Après avoir investi des sommes colossales dans ses infrastructures dédiées à l’intelligence artificielle, Meta pourrait bientôt changer de stratégie. Selon un rapport publié par Bloomberg, Meta travaillerait sur une offre de cloud computing destinée à commercialiser une partie de sa puissance de calcul inutilisée.
Si le projet se concrétise, Meta entrerait directement en concurrence avec les principaux acteurs du marché, notamment Amazon Web Services (AWS), Google Cloud et Microsoft Azure.
Transformer les investissements en nouvelle source de revenus
Depuis plusieurs années, Meta multiplie les investissements pour soutenir le développement de ses modèles d’intelligence artificielle. L’entreprise prévoit des dépenses d’investissement comprises entre 115 et 135 milliards de dollars en 2026, principalement consacrées à l’achat de processeurs, à la construction de centres de données et aux infrastructures énergétiques nécessaires pour alimenter ces installations.
Selon Bloomberg, Meta chercherait désormais à rentabiliser cette capacité lorsqu’elle n’est pas utilisée par ses propres services.
L’idée serait de transformer une partie de ces ressources en activité commerciale plutôt que de laisser des infrastructures coûteuses fonctionner en dessous de leur capacité maximale.
Deux modèles seraient à l’étude
Toujours selon les informations de Bloomberg, plusieurs scénarios seraient actuellement étudiés. Le premier consisterait à proposer un service permettant aux entreprises d’utiliser directement les modèles d’intelligence artificielle hébergés sur les infrastructures de Meta, dans une approche comparable à celle d’Amazon Bedrock.
Le second viserait à louer directement la puissance de calcul disponible, à la manière des entreprises spécialisées dans le neocloud comme CoreWeave, qui proposent un accès à des GPU destinés à l’entraînement et à l’exécution de modèles d’IA.
À ce stade, Meta n’aurait pas encore arrêté son choix définitif.
Meta Compute, une nouvelle division dédiée
Le projet serait piloté par une nouvelle entité baptisée Meta Compute, selon Bloomberg. Cette équipe réunirait notamment Santosh Janardhan, responsable des infrastructures chez Meta, Daniel Gross, membre de Meta Superintelligence Labs, et Dina Powell McCormick, présidente de Meta.

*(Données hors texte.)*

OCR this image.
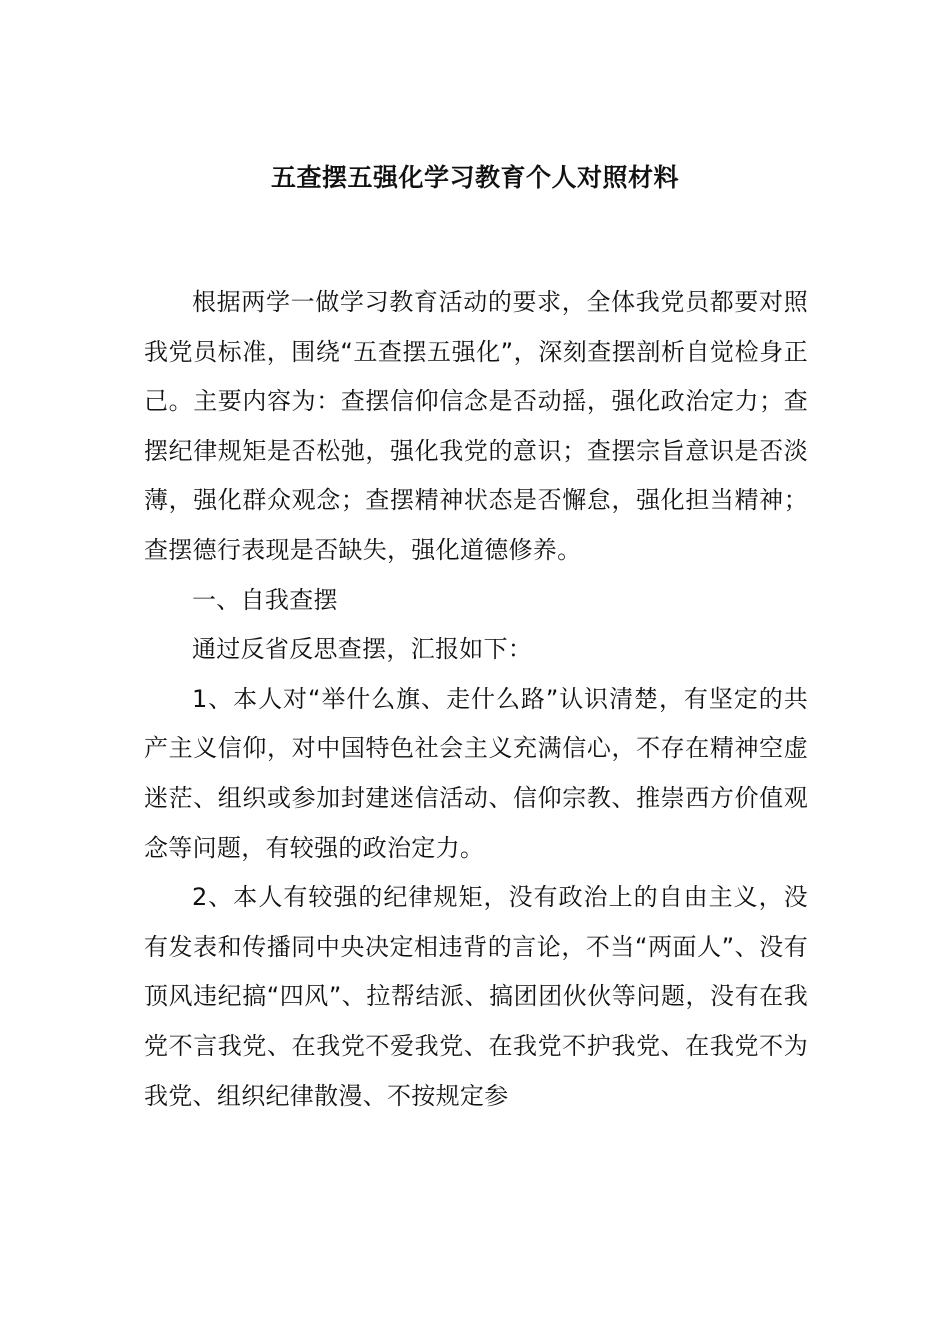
五查摆五强化学习教育个人对照材料

根据两学一做学习教育活动的要求，全体我党员都要对照我党员标准，围绕“五查摆五强化”，深刻查摆剖析自觉检身正己。主要内容为：查摆信仰信念是否动摇，强化政治定力；查摆纪律规矩是否松弛，强化我党的意识；查摆宗旨意识是否淡薄，强化群众观念；查摆精神状态是否懈怠，强化担当精神；查摆德行表现是否缺失，强化道德修养。

一、自我查摆

通过反省反思查摆，汇报如下：

1、本人对“举什么旗、走什么路”认识清楚，有坚定的共产主义信仰，对中国特色社会主义充满信心，不存在精神空虚迷茫、组织或参加封建迷信活动、信仰宗教、推崇西方价值观念等问题，有较强的政治定力。

2、本人有较强的纪律规矩，没有政治上的自由主义，没有发表和传播同中央决定相违背的言论，不当“两面人”、没有顶风违纪搞“四风”、拉帮结派、搞团团伙伙等问题，没有在我党不言我党、在我党不爱我党、在我党不护我党、在我党不为我党、组织纪律散漫、不按规定参
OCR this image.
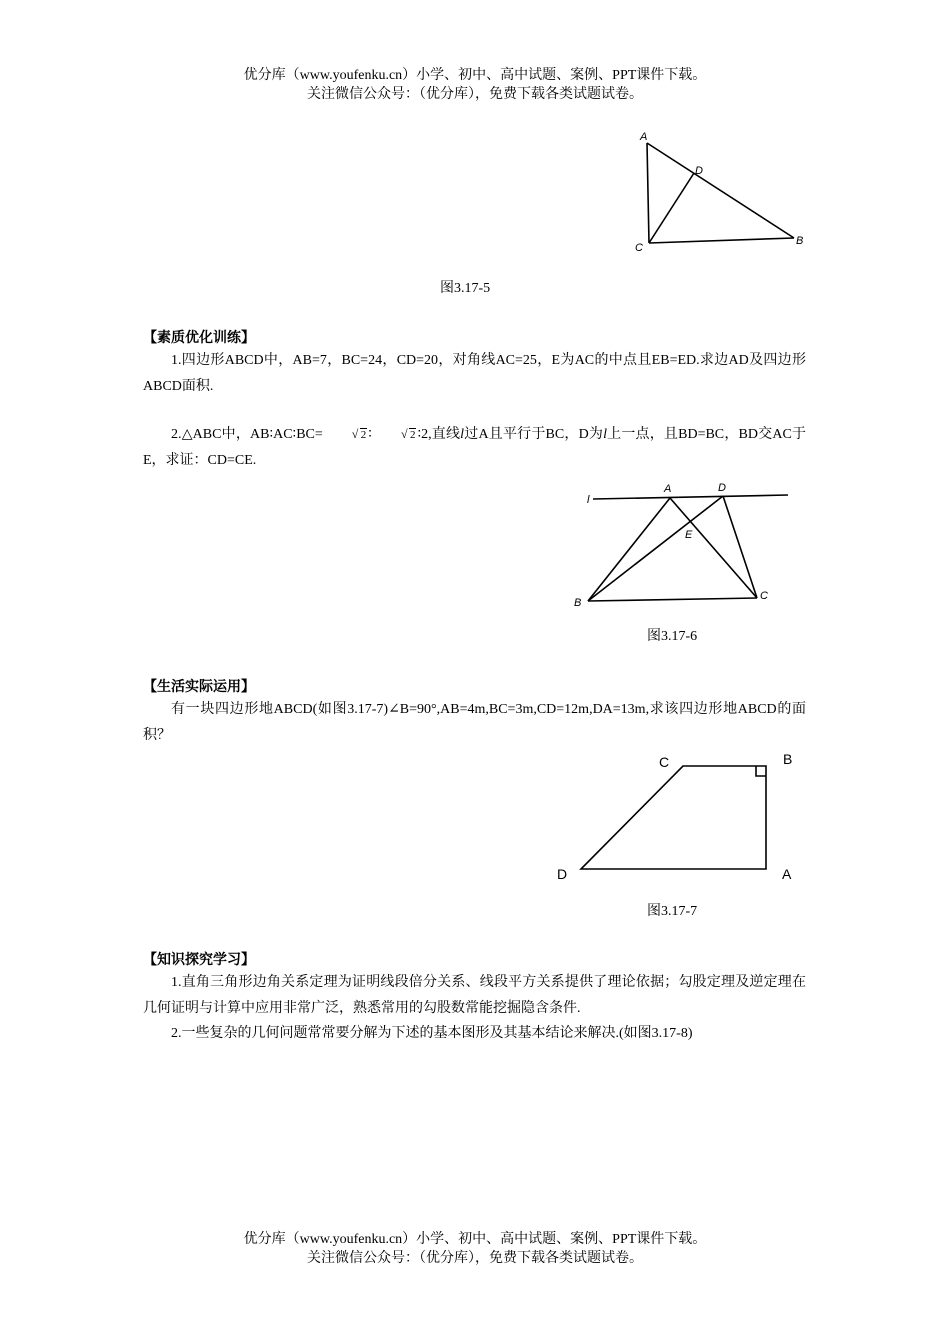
优分库（www.youfenku.cn）小学、初中、高中试题、案例、PPT课件下载。
关注微信公众号：（优分库），免费下载各类试题试卷。
A
D
C
B
图3.17-5
【素质优化训练】
1.四边形ABCD中，AB=7，BC=24，CD=20，对角线AC=25，E为AC的中点且EB=ED.求边AD及四边形ABCD面积.
2.△ABC中，AB∶AC∶BC=	√ 2 ∶	√ 2 ∶2,直线l过A且平行于BC，D为l上一点，且BD=BC，BD交AC于E，求证：CD=CE.
l
A	D
E
B
C
图3.17-6
【生活实际运用】
有一块四边形地ABCD(如图3.17-7)∠B=90°,AB=4m,BC=3m,CD=12m,DA=13m,求该四边形地ABCD的面积？
C	B
D	A
图3.17-7
【知识探究学习】
1.直角三角形边角关系定理为证明线段倍分关系、线段平方关系提供了理论依据；勾股定理及逆定理在几何证明与计算中应用非常广泛，熟悉常用的勾股数常能挖掘隐含条件.
2.一些复杂的几何问题常常要分解为下述的基本图形及其基本结论来解决.(如图3.17-8)
优分库（www.youfenku.cn）小学、初中、高中试题、案例、PPT课件下载。
关注微信公众号：（优分库），免费下载各类试题试卷。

L’objectif serait de structurer une véritable activité cloud autour des infrastructures construites ces dernières années.
Des centres de données gigantesques
Meta dispose désormais de l’une des plus importantes capacités de calcul du secteur. Parmi les projets déjà annoncés figurent un campus de centres de données de plusieurs milliers de mètres carrés en Louisiane, un centre de données de plusieurs gigawatts actuellement en construction dans le Midwest américain et plusieurs partenariats avec des opérateurs spécialisés, notamment Crusoe, qui fournirait environ 1,6 gigawatt supplémentaire de capacité répartie sur deux sites.
Ces investissements répondent à la volonté de Meta d’accélérer le développement de ses futurs modèles d’intelligence artificielle.
Un marché de plus en plus stratégique
L’idée de louer une partie de cette puissance de calcul n’est pas nouvelle dans l’industrie. Face au coût extrêmement élevé des infrastructures IA, plusieurs entreprises cherchent à amortir leurs investissements en mettant leurs serveurs à disposition d’autres acteurs lorsqu’ils ne sont pas pleinement utilisés.
Selon Bloomberg, SpaceX louerait déjà une partie des capacités de calcul du centre de données de xAI à Anthropic, illustrant cette tendance croissante. Avec l’explosion des besoins liés à l’intelligence artificielle, la location de GPU devient progressivement un marché à part entière.
Les investisseurs accueillent favorablement cette perspective
Même si Meta n’a confirmé aucun projet, ces informations ont été bien reçues par les marchés financiers. Selon Bloomberg, le titre Meta a progressé de plus de 10 % après la publication du rapport.
Les investisseurs semblent y voir une possibilité de générer des revenus supplémentaires afin de compenser les dépenses massives engagées dans les infrastructures IA.
Un projet encore loin d’être officialisé
Pour l’instant, aucun calendrier de lancement n’a été communiqué. Meta n’a pas confirmé les informations publiées par Bloomberg et plusieurs sources citées par le média précisent que le projet pourrait encore évoluer, voire être modifié avant une éventuelle annonce officielle.
Une chose apparaît néanmoins clairement : avec plus de 100 milliards de dollars investis chaque année dans ses infrastructures, Meta cherche désormais à maximiser le rendement de ces ressources. Si cette stratégie se concrétise, le groupe pourrait devenir un nouvel acteur majeur du cloud dédié à l’intelligence artificielle, aux côtés des géants déjà installés sur ce marché.